Reputation: 683
I'm running the following code in terminal on Mac OSX 10.6.8:
find . -name \*.html -type f -exec pandoc -o {}.md {} \;
It parses some documents, but gives me this error on quite a few:
pandoc: ./Teaching/how_16825_make-lesson-book.html: hGetContents: invalid argument (invalid byte sequence)
Any idea how to fix this?
Upvotes: 5
Views: 5363
Reputation: 191
Having the same problem I also see this is in the Pandoc README.html file:---
Pandoc uses the UTF-8 character encoding for both input and output. If your local character encoding is not UTF-8, you should pipe input and output through iconv:
iconv -t utf-8 input.txt | pandoc | iconv -f utf-8
Of course you may need iconv instqalled first (Mac Osx already has it I beleive) ...

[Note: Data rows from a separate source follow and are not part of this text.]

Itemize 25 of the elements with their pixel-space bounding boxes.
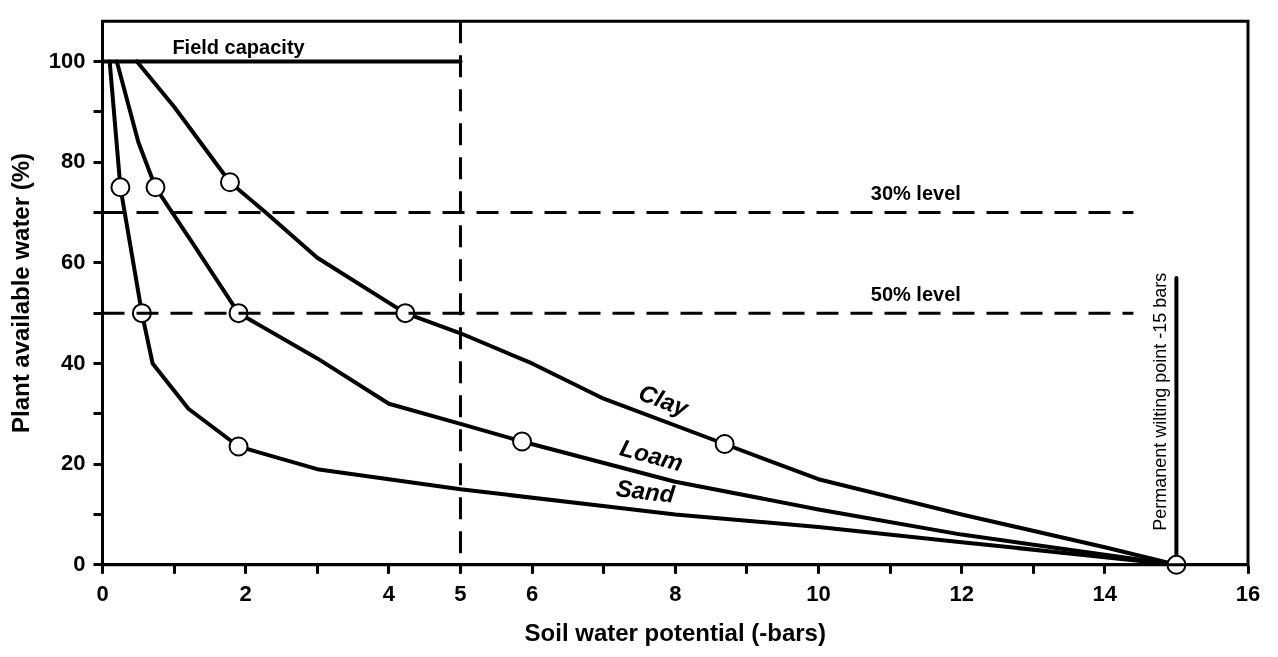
text: Sand [614, 474, 678, 508]
ref-line-label: 50% level [870, 282, 961, 305]
ref-line-label: 30% level [870, 181, 961, 204]
text: Clay [635, 378, 694, 423]
x-tick-label: 16 [1235, 581, 1261, 607]
x-tick-label: 5 [454, 581, 467, 607]
x-tick-label: 0 [96, 581, 109, 607]
y-tick-label: 80 [61, 148, 86, 174]
x-tick-label: 2 [239, 581, 252, 607]
x-tick-label: 8 [669, 581, 682, 607]
x-axis-title: Soil water potential (-bars) [524, 619, 826, 647]
y-tick-label: 20 [61, 450, 86, 476]
annotation: Field capacity [172, 35, 306, 58]
text: Loam [617, 433, 687, 477]
x-tick-label: 12 [949, 581, 974, 607]
text: Permanent wilting point -15 bars [1150, 272, 1171, 531]
y-tick-label: 60 [61, 248, 86, 274]
y-tick-label: 0 [73, 550, 86, 576]
x-tick-label: 14 [1092, 581, 1118, 607]
y-tick-label: 100 [48, 47, 86, 73]
x-tick-label: 4 [382, 581, 396, 607]
x-tick-label: 6 [525, 581, 539, 607]
y-tick-label: 40 [61, 349, 86, 375]
x-tick-label: 10 [806, 581, 831, 607]
y-axis-title: Plant available water (%) [7, 152, 35, 434]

http://gnuwin32.sourceforge.net/packages/libiconv.htm Gnu Win32
https://code.google.com/p/win-iconv/ Google Win-Iconv
Upvotes: 3
Reputation: 1726
As kadeix said, this is a character encoding issue. Modifying the charset declaration in the html didn't do anything for me.
In vim to solve this issue I used: :w ++enc=utf-8
Upvotes: 2
Reputation: 1
I get this error when i try to parse a file encoded in latin-1.
Try saving the file in utf-8 (and modify the charset declaration in the html code) before using pandoc when you get this error.
Upvotes: 0